By TOM SLEIGH
After the explosions, the big one of the Big Bang,
the little one of the firecrackers set by some kid
off in weeds in the field, not a sound in outer space
or here back on Earth disturbs the perfect peace
of the unmoving afternoon. The body of the soldier
I saw lying asleep in his hut of scrap metal on top of a hill,
or the stop-time photo of the meteor slamming
into the atmosphere, float in the clear air, forever
part of a moment that in a moment will disappear.
Today is a long day in which death keeps coming closer,
but still elsewhere, off in the electronic ether,
though the soldier could be dead, his last image
of himself exploding through the air through the minefield
he walked in among the orange trees, unaware
of the grenade that caught him smoking in the shade.
Flicking with his thumb his lighter’s flint striker,
not worrying at that moment about living forever,
the field he’s walking in through this stillness
without end is an island drifting through the void.

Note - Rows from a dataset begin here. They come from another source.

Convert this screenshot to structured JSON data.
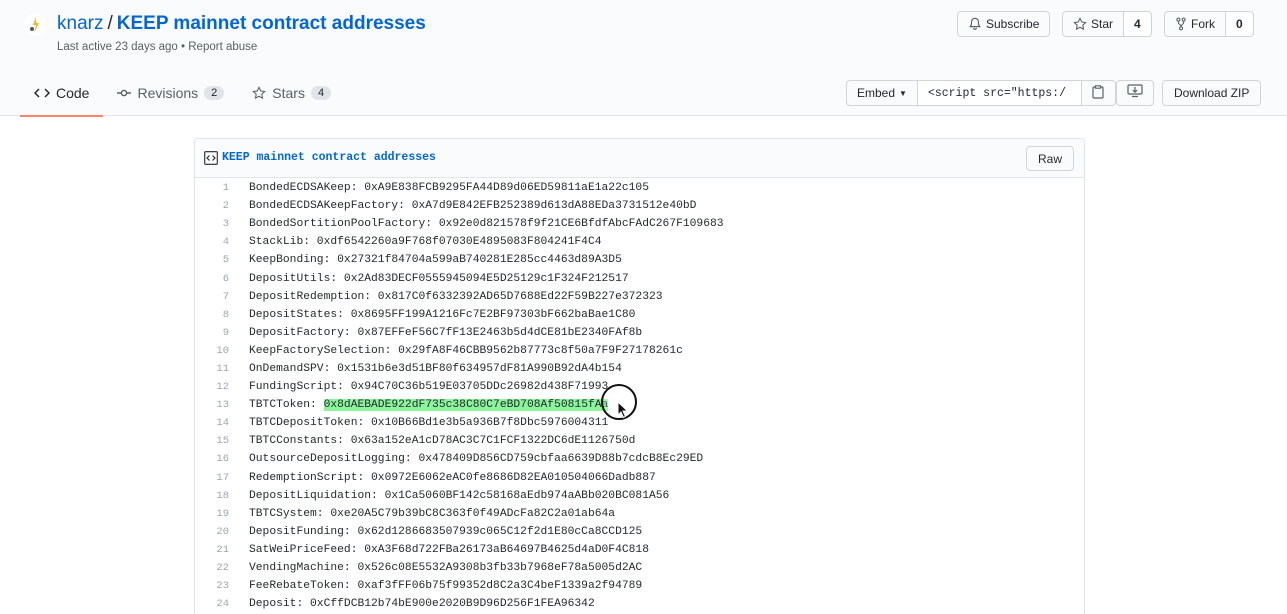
{
  "header": {
    "owner": "knarz",
    "separator": "/",
    "gist_name": "KEEP mainnet contract addresses",
    "meta": "Last active 23 days ago • Report abuse",
    "subscribe_label": "Subscribe",
    "star_label": "Star",
    "star_count": "4",
    "fork_label": "Fork",
    "fork_count": "0"
  },
  "tabs": [
    {
      "label": "Code",
      "icon": "code-icon",
      "active": true
    },
    {
      "label": "Revisions",
      "icon": "commit-icon",
      "count": "2"
    },
    {
      "label": "Stars",
      "icon": "star-icon",
      "count": "4"
    }
  ],
  "toolbar": {
    "embed_label": "Embed",
    "embed_value": "<script src=\"https:/",
    "download_label": "Download ZIP"
  },
  "file": {
    "name": "KEEP mainnet contract addresses",
    "raw_label": "Raw",
    "highlighted_line": 13,
    "highlighted_text": "0x8dAEBADE922dF735c38C80C7eBD708Af50815fAa",
    "lines": [
      "BondedECDSAKeep: 0xA9E838FCB9295FA44D89d06ED59811aE1a22c105",
      "BondedECDSAKeepFactory: 0xA7d9E842EFB252389d613dA88EDa3731512e40bD",
      "BondedSortitionPoolFactory: 0x92e0d821578f9f21CE6BfdfAbcFAdC267F109683",
      "StackLib: 0xdf6542260a9F768f07030E4895083F804241F4C4",
      "KeepBonding: 0x27321f84704a599aB740281E285cc4463d89A3D5",
      "DepositUtils: 0x2Ad83DECF0555945094E5D25129c1F324F212517",
      "DepositRedemption: 0x817C0f6332392AD65D7688Ed22F59B227e372323",
      "DepositStates: 0x8695FF199A1216Fc7E2BF97303bF662baBae1C80",
      "DepositFactory: 0x87EFFeF56C7fF13E2463b5d4dCE81bE2340FAf8b",
      "KeepFactorySelection: 0x29fA8F46CBB9562b87773c8f50a7F9F27178261c",
      "OnDemandSPV: 0x1531b6e3d51BF80f634957dF81A990B92dA4b154",
      "FundingScript: 0x94C70C36b519E03705DDc26982d438F71993",
      "TBTCToken: 0x8dAEBADE922dF735c38C80C7eBD708Af50815fAa",
      "TBTCDepositToken: 0x10B66Bd1e3b5a936B7f8Dbc5976004311",
      "TBTCConstants: 0x63a152eA1cD78AC3C7C1FCF1322DC6dE1126750d",
      "OutsourceDepositLogging: 0x478409D856CD759cbfaa6639D88b7cdcB8Ec29ED",
      "RedemptionScript: 0x0972E6062eAC0fe8686D82EA010504066Dadb887",
      "DepositLiquidation: 0x1Ca5060BF142c58168aEdb974aABb020BC081A56",
      "TBTCSystem: 0xe20A5C79b39bC8C363f0f49ADcFa82C2a01ab64a",
      "DepositFunding: 0x62d1286683507939c065C12f2d1E80cCa8CCD125",
      "SatWeiPriceFeed: 0xA3F68d722FBa26173aB64697B4625d4aD0F4C818",
      "VendingMachine: 0x526c08E5532A9308b3fb33b7968eF78a5005d2AC",
      "FeeRebateToken: 0xaf3fFF06b75f99352d8C2a3C4beF1339a2f94789",
      "Deposit: 0xCffDCB12b74bE900e2020B9D96D256F1FEA96342"
    ]
  }
}
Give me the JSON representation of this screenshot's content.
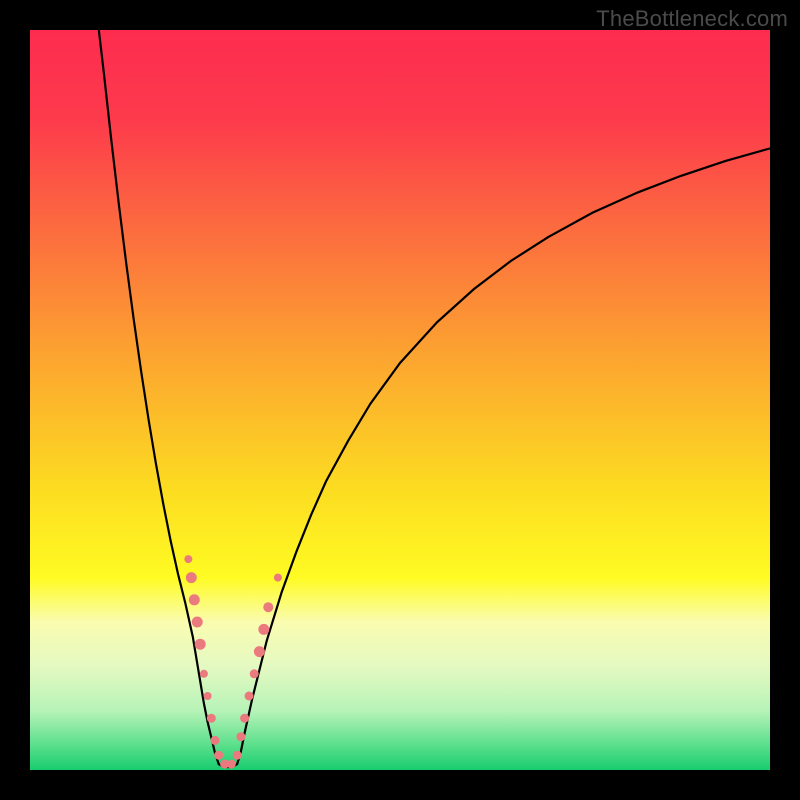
{
  "watermark": "TheBottleneck.com",
  "colors": {
    "frame": "#000000",
    "gradient_stops": [
      {
        "offset": 0.0,
        "color": "#fd2c4f"
      },
      {
        "offset": 0.12,
        "color": "#fd3a4c"
      },
      {
        "offset": 0.28,
        "color": "#fc6f3e"
      },
      {
        "offset": 0.45,
        "color": "#fca72f"
      },
      {
        "offset": 0.62,
        "color": "#fcdc21"
      },
      {
        "offset": 0.74,
        "color": "#fffb23"
      },
      {
        "offset": 0.8,
        "color": "#fafcb0"
      },
      {
        "offset": 0.86,
        "color": "#e4f9c2"
      },
      {
        "offset": 0.92,
        "color": "#b7f3b7"
      },
      {
        "offset": 0.965,
        "color": "#5de08d"
      },
      {
        "offset": 1.0,
        "color": "#18cc6e"
      }
    ],
    "marker": "#eb7a7e",
    "curve": "#000000"
  },
  "chart_data": {
    "type": "line",
    "title": "",
    "xlabel": "",
    "ylabel": "",
    "xlim": [
      0,
      100
    ],
    "ylim": [
      0,
      100
    ],
    "grid": false,
    "legend": false,
    "series": [
      {
        "name": "left_branch",
        "x": [
          9.3,
          10,
          11,
          12,
          13,
          14,
          15,
          16,
          17,
          18,
          19,
          20,
          21,
          22,
          23,
          23.5,
          24,
          25,
          25.5
        ],
        "y": [
          100,
          94,
          85,
          76.5,
          68.5,
          61,
          54,
          47.5,
          41.5,
          36,
          31,
          26.5,
          22.5,
          18,
          12,
          9,
          6.5,
          2.3,
          0.8
        ]
      },
      {
        "name": "bottom",
        "x": [
          25.5,
          26,
          26.5,
          27,
          27.5,
          28
        ],
        "y": [
          0.8,
          0.5,
          0.4,
          0.4,
          0.5,
          0.8
        ]
      },
      {
        "name": "right_branch",
        "x": [
          28,
          28.5,
          29,
          30,
          31,
          32,
          34,
          36,
          38,
          40,
          43,
          46,
          50,
          55,
          60,
          65,
          70,
          76,
          82,
          88,
          94,
          100
        ],
        "y": [
          0.8,
          2.5,
          5,
          9.5,
          13.5,
          17.5,
          24,
          29.5,
          34.5,
          39,
          44.5,
          49.5,
          55,
          60.5,
          65,
          68.8,
          72,
          75.3,
          78,
          80.3,
          82.3,
          84
        ]
      }
    ],
    "markers": [
      {
        "x": 21.4,
        "y": 28.5,
        "r": 4.0
      },
      {
        "x": 21.8,
        "y": 26.0,
        "r": 5.5
      },
      {
        "x": 22.2,
        "y": 23.0,
        "r": 5.5
      },
      {
        "x": 22.6,
        "y": 20.0,
        "r": 5.5
      },
      {
        "x": 23.0,
        "y": 17.0,
        "r": 5.5
      },
      {
        "x": 23.5,
        "y": 13.0,
        "r": 4.0
      },
      {
        "x": 24.0,
        "y": 10.0,
        "r": 4.0
      },
      {
        "x": 24.5,
        "y": 7.0,
        "r": 4.5
      },
      {
        "x": 25.0,
        "y": 4.0,
        "r": 4.5
      },
      {
        "x": 25.5,
        "y": 2.0,
        "r": 4.5
      },
      {
        "x": 26.3,
        "y": 0.8,
        "r": 4.5
      },
      {
        "x": 27.2,
        "y": 0.8,
        "r": 4.5
      },
      {
        "x": 28.0,
        "y": 2.0,
        "r": 4.5
      },
      {
        "x": 28.5,
        "y": 4.5,
        "r": 4.5
      },
      {
        "x": 29.0,
        "y": 7.0,
        "r": 4.5
      },
      {
        "x": 29.6,
        "y": 10.0,
        "r": 4.5
      },
      {
        "x": 30.3,
        "y": 13.0,
        "r": 4.5
      },
      {
        "x": 31.0,
        "y": 16.0,
        "r": 5.5
      },
      {
        "x": 31.6,
        "y": 19.0,
        "r": 5.5
      },
      {
        "x": 32.2,
        "y": 22.0,
        "r": 5.0
      },
      {
        "x": 33.5,
        "y": 26.0,
        "r": 4.0
      }
    ]
  }
}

Tom Sleigh’s many books include The King’s Touch (forthcoming in February 2022); House of Fact, House of Ruin; Station Zed; and Army Cats. His book of essays, The Land Between Two Rivers, recounts his time as a journalist covering refugee issues in the Middle East and Africa. He has won a Kingsley Tufts Poetry Award, a Guggenheim Fellowship, a Lila Wallace Award, both the John Updike and Individual Writer Awards from the American Academy of Arts and Letters, and two NEA grants. His poems appear in The New Yorker, The Atlantic, Threepenny Review, Poetry, and many other magazines. He is a Distinguished Professor at Hunter College.